Événements Conference: Moral principles for Evaluating Fairness Metrics in AI
A conference by Derek Leben, Professor of philosophy, University of Pittsburgh at Johnstown
Abstract: Machine learning (ML) algorithms are increasingly being used in both the public and private sectors to make decisions about jobs, loans, college admissions, and prison sentences. The appeal of ML algorithms is clear; they can vastly increase the efficiency, accuracy, and consistency of decisions. However, because the training data for ML algorithms contains discrepancies caused by historical injustices, these algorithms often reveal biases towards historically oppressed groups.

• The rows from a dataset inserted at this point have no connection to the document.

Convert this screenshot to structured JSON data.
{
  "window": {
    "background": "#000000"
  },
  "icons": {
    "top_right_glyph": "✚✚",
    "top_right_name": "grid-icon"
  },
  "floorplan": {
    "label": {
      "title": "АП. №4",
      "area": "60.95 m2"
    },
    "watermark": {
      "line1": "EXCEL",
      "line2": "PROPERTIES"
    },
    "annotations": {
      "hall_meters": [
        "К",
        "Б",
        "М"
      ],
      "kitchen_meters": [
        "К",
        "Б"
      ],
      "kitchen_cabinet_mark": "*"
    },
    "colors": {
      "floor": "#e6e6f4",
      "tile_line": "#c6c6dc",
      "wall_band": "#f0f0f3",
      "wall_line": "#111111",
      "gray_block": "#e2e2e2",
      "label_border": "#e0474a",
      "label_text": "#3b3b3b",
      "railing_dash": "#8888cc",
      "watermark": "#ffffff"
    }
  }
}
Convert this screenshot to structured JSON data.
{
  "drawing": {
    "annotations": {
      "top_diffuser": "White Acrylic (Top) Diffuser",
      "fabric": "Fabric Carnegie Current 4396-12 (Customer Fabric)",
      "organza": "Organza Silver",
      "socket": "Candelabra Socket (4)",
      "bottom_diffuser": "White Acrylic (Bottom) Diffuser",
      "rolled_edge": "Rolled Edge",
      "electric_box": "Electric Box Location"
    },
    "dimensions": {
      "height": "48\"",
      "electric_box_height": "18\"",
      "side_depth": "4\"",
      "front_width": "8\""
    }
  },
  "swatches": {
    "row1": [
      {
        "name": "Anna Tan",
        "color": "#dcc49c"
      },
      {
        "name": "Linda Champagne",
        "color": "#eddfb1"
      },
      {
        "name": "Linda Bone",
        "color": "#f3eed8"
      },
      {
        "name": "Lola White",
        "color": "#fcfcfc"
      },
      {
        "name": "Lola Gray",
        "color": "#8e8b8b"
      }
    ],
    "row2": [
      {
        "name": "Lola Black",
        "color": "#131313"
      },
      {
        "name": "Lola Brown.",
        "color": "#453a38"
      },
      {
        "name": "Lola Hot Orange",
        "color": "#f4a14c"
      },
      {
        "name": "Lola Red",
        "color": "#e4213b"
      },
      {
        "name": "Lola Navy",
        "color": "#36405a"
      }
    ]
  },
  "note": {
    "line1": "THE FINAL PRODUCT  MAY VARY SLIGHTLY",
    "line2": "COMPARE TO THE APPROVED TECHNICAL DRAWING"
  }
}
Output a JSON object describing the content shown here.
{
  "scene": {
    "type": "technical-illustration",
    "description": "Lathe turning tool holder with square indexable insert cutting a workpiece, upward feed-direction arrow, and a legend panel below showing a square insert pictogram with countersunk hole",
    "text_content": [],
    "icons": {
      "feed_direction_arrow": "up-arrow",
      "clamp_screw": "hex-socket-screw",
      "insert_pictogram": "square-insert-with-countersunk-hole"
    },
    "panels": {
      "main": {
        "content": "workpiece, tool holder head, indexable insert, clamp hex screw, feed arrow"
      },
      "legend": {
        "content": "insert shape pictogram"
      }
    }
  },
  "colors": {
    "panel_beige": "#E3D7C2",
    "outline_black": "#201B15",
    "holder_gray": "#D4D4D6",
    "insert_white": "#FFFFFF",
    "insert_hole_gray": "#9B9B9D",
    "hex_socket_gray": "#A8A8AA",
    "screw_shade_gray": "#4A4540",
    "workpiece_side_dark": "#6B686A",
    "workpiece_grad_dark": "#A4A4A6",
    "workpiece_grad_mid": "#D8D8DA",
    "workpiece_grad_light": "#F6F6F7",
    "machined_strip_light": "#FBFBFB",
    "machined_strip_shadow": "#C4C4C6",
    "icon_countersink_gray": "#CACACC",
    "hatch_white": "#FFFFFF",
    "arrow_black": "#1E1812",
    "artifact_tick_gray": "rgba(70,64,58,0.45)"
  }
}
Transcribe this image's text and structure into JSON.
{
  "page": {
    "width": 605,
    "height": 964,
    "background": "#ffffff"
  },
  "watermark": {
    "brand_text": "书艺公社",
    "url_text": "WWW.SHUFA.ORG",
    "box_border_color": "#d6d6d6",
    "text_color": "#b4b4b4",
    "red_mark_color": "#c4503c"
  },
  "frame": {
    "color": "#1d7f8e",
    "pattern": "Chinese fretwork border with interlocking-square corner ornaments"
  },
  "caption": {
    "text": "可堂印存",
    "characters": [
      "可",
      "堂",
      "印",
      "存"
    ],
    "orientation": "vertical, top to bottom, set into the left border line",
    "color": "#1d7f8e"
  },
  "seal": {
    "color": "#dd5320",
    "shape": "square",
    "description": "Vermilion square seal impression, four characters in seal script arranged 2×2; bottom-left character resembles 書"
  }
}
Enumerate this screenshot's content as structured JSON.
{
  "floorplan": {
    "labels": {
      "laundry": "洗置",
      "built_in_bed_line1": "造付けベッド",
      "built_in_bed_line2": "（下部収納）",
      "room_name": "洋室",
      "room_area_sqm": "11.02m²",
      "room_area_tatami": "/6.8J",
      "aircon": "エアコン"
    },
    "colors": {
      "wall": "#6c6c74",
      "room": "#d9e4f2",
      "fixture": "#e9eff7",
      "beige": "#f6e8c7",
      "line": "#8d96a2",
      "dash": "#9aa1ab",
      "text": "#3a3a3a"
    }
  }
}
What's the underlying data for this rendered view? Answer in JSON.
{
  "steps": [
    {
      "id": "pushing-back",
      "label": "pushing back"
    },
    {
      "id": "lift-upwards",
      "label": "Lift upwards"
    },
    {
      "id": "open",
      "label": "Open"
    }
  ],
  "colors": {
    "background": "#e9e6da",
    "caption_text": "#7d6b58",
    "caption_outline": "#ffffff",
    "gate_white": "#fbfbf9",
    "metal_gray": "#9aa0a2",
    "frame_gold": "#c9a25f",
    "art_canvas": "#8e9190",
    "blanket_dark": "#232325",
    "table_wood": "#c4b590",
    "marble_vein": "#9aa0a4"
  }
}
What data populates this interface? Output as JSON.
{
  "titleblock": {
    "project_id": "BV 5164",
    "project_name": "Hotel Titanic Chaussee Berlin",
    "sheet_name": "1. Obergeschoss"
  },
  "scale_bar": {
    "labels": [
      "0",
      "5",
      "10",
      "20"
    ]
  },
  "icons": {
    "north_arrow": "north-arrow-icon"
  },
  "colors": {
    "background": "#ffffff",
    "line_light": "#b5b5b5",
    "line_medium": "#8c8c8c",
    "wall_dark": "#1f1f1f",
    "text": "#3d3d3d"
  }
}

The field of "Fairness, Accountability, and Transparency in Machine Learning" (FAT ML) has developed several metrics for determining when such bias exists, but satisfying fairness in all of these metrics is mathematically impossible, and some of them require large sacrifices to the accuracy of ML algorithms. I propose that we can make progress on evaluating fairness metrics by drawing on traditional principles from moral and political philosophy. These principles are largely designed around the problem of determining a fair distribution of resources, such as Egalitarianism, Libertarianism, Desert-Based Approaches, Intention-Based Approaches, and Consequentialism. My goal is to describe in detail how each of these approaches will favor a particular set of fairness metrics for evaluating ML algorithms.